Nel corso del dibatto i gruppi politici al Parlamento europeo si sono mostrati compatti sul non voler fare passi indietro sui negoziati già conclusi con il Consiglio in materia di bilancio e quindi sull’accordo sullo stato di diritto. Non c’è più tempo di riaprire i termini negoziali concordati a luglio, con il rischio dietro l’angolo di entrare nel 2021 in esercizio provvisorio di bilancio e ritardare ancora l’entrata in vigore dei programmi europei.

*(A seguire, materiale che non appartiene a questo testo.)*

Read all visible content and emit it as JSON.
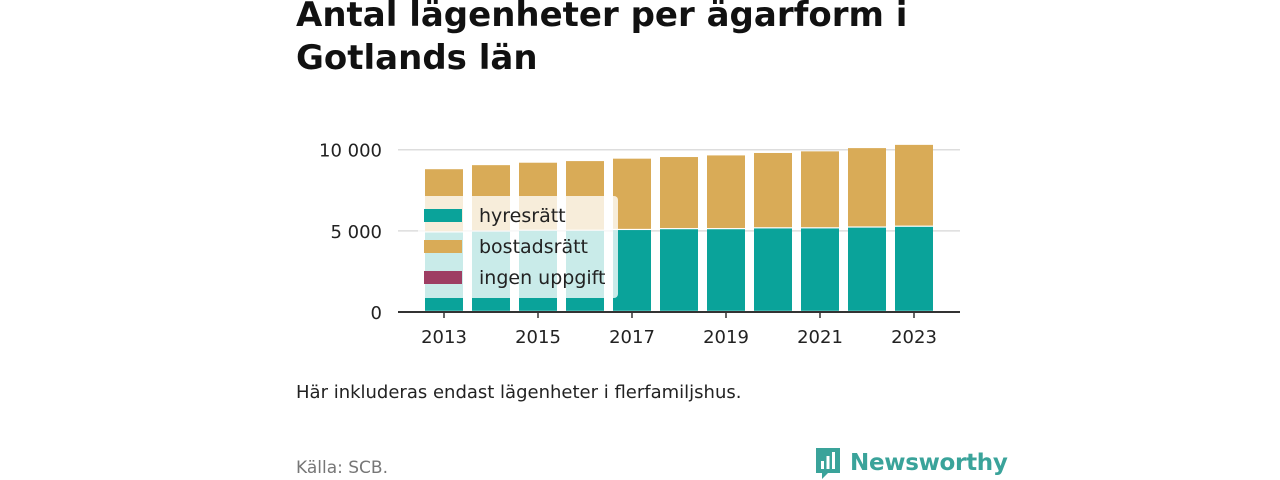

“Non è tempo per gli egoismi nazionali”, ricorda il capogruppo PPE, Manfred Weber. “In Europa c’è ansia, preoccupazione, i cittadini non sanno come trascorreranno le vacanze di natale. Il Consiglio europeo di dicembre sarà l’occasione per fornire orientamento” in questo senso. Al Partito Popolare Europeo, di cui fa parte il partito Fidesz di Viktor Orban chiede coraggio la capogruppo S&D Iratxe Garcia Perez affinché assuma una posizione più decisa contro il premier di Budapest. Come gruppo S&D “continuiamo a insistere su un meccanismo che leghi i fondi di bilancio e lo stato di diritto” dice, chiarendo che “non modificheremo nemmeno una virgola del negoziato con il Consiglio. Ce lo chiedono i cittadini, non è questo il momento di scegliere tra il bilancio e lo stato di diritto”.
“L’Europa non deve essere ‘tenuta in ostaggio’ da coloro che si comportano come despoti. Ci sono europei da est a ovest, da nord a sud, determinati a vivere la loro vita governati da un stato di diritto che rispetta le loro libertà “, ribadisce anche Dacian Ciolos dei liberali di Renew Europe. Al prossimo Vertice europeo di dicembre – l’ultimo presumibilmente prima del 2021 – “bisognerà fare uno scatto in avanti sul veto di Budapest e Varsavia”, concorda anche Simona Bonafé, europarlamentare dem tra i Socialisti e Democratici.
“Vergognoso che si usi strumentalmente il diritto di veto per far del male all’Europa tutta e a 440 milioni di cittadini che aspettano il Recovery Fund per poter continuare a vivere, a lavorare, a sognare e a sentirsi parte di una comunità che proprio ora deve mostrare tutta la sua forza”, rincara anche Dino Giarrusso, deputato del Movimento 5 Stelle. Si scaglia poi contro Giorgia Meloni e altri colleghi di Fratelli d’Italia dentro il gruppo dell’ECR: “ma come fate a fraternizzare con chi oggi blocca i soldi degli italiani?”, chiede retoricamente in riferimento alla nota familiarità del partito di Orban con Meloni. Familiarità che potrebbe essere rinsaldata se alla fine il PPE, gruppo maggioritario in Parlamento, decidesse di espellere Fidesz dalle sue file. “Prendete le distanze ora da chi sta giocando sulla pelle dei nostri figli per meri, squallidi interessi politici. I nostri cittadini hanno diritto a quei soldi, assumetevi le vostre responsabilità”, ha concluso Giarrusso.
Su una posizione opposta Marco Zanni (Lega), presidente del gruppo Identità e Democrazia, secondo il quale “si punta il dito su due Paesi che mettono il veto legittimamente, ma le regole devono valere da entrambe le parti: chi chiede il rispetto dello stato di diritto perché è un pilastro fondamentale dei trattati deve anche rispettare poteri e modalità di esercitarli che vengono garantiti ai Paesi da trattati e regole. Era chiaro già a luglio che Polonia e Ungheria avrebbero posto il veto, ma la maggioranza in Ue ha deciso scientemente di andare avanti e di provocarlo”. Per l’esponente sovranista “ci sono responsabilità chiare nei ritardi da entrambe le parti e nella maggioranza di questo Parlamento che ha deciso di proseguire su un meccanismo politico punitivo che nulla ha a che fare col rispetto dello stato di diritto”.